A three-judge bench comprising Justice Kurian Joseph, Justice Sanjay Kishan Kaul and Justice Navin Sinha observed that there cannot be any mechanical or rhetorical incantation of moral turpitude, to deny appointment in judicial service simplicitor and there can be no arbitrary denial of appointment after empanelment.
Mohammed Imran was selected and recommended for appointment by the Maharashtra Public Service Commission on 14.10.2009. In his attestation form, he disclosed that he was prosecuted for offences under Sections 363, 366, 34, IPC and was acquitted in the case much before he cleared the examination for appointment in the year 2009. However, his selection for appointment was cancelled due to the character verification report of the police. He approached the apex court as the high court turned down his plea against cancellation.
It was contended on behalf of the state authorities that he was involved in an act of moral turpitude in kidnapping of the girl in question and the acquittal, because the prosecutrix turned hostile, cannot come to his aid.
The bench said there cannot be any mechanical or rhetorical incantation of moral turpitude, to deny appointment in judicial service simplicitor. “Every individual deserves an opportunity to improve, learn from the past and move ahead in life by self-improvement. To make past conduct, irrespective of all considerations, an albatross around the neck of the candidate, may not always constitute justice. Much will, however depend on the fact situation of a case,” the bench said.
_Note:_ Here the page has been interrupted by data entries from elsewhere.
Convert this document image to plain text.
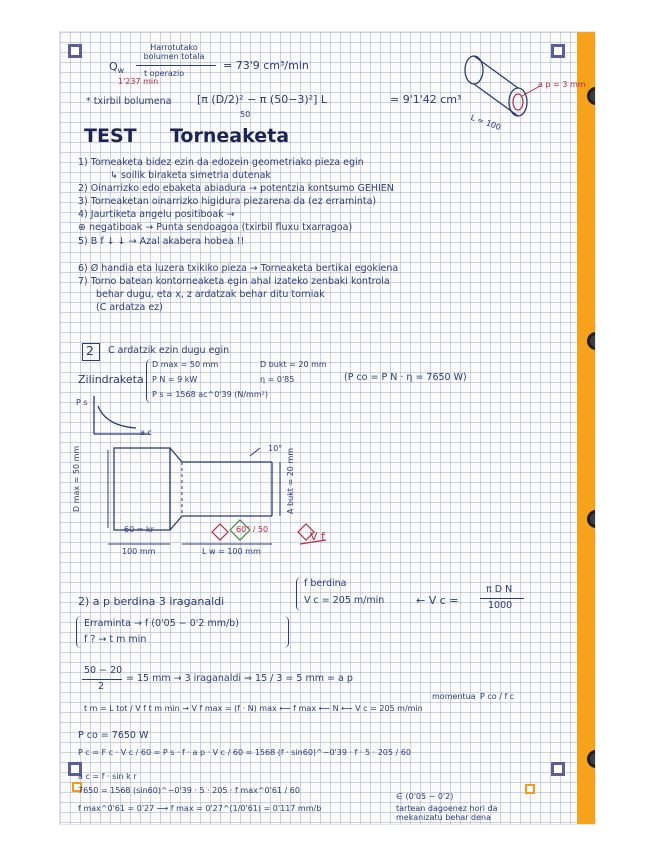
$Q_w$
Harrotutako bolumen totala
t operazio
1'237 min
= 73'9 cm³/min
* txirbil bolumena [π (D/2)² − π (50−3)²] L
50
= 9'1'42 cm³
a p = 3 mm
L = 100
TEST Torneaketa
1) Torneaketa bidez ezin da edozein geometriako pieza egin
↳ soilik biraketa simetria dutenak
2) Oinarrizko edo ebaketa abiadura → potentzia kontsumo GEHIEN
3) Torneaketan oinarrizko higidura piezarena da (ez erraminta)
4) Jaurtiketa angelu positiboak →
⊕ negatiboak → Punta sendoagoa (txirbil fluxu txarragoa)
5) B f ↓ ↓ → Azal akabera hobea !!
6) Ø handia eta luzera txikiko pieza → Torneaketa bertikal egokiena
7) Torno batean kontorneaketa egin ahal izateko zenbaki kontrola
behar dugu, eta x, z ardatzak behar ditu torniak
(C ardatza ez)
2 C ardatzik ezin dugu egin
Zilindraketa
D max = 50 mm
P N = 9 kW
P s = 1568 ac^0'39 (N/mm²)
D bukt = 20 mm
η = 0'85	(P co = P N · η = 7650 W)
P s
a c
10°
D max = 50 mm	A bukt = 20 mm
60 = kr
100 mm	L w = 100 mm
60° / 50
V f
2) a p berdina 3 iraganaldi
f berdina
V c = 205 m/min	← V c =
π D N
1000
Erraminta → f (0'05 − 0'2 mm/b)
f ? → t m min
50 − 20
2
= 15 mm → 3 iraganaldi ⇒ 15 / 3 = 5 mm = a p
t m = L tot / V f t m min → V f max = (f · N) max ⟵ f max ⟵ N ⟵ V c = 205 m/min
momentua P co / f c
P co = 7650 W
P c = F c · V c / 60 = P s · f · a p · V c / 60 = 1568 (f · sin60)^−0'39 · f · 5 · 205 / 60
a c = f · sin k r
7650 = 1568 (sin60)^−0'39 · 5 · 205 · f max^0'61 / 60
f max^0'61 = 0'27 ⟶ f max = 0'27^(1/0'61) = 0'117 mm/b
∈ (0'05 − 0'2)
tartean dagoenez hori da mekanizatu behar dena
The court also took note that another such candidate who was acquitted in a criminal case was appointed. The bench said that Imran could not be discriminated and denied appointment arbitrarily when both the appointments were in judicial service, by the same selection procedure, of persons who faced criminal prosecutions and were acquitted.
After perusing the confidential report of the character verification, the bench said: “The report received reveals that except for the criminal case under reference in which he has been acquitted, the appellant has a clean record and there is no adverse material against him to deny him the fruits of his academic labour in a competitive selection for the post of a judicial officer. In our opinion, no reasonable person on the basis of the materials placed before us can come to the conclusion that the antecedents and character of the appellant are such that he is unfit to be appointed as a judicial officer. An alleged single misadventure or misdemeanour of the present nature, if it can be considered to be so, cannot be sufficient to deny appointment to the appellant when he has on all other aspects and parameters been found to be fit for appointment.”
Directing the authorities to reconsider his candidature, the bench said: “The consideration of the candidature of the appellant and its rejection are afflicted by a myopic vision, blurred by the spectacle of what has been described as moral turpitude, reflecting inadequate appreciation and application of facts also, as justice may demand.”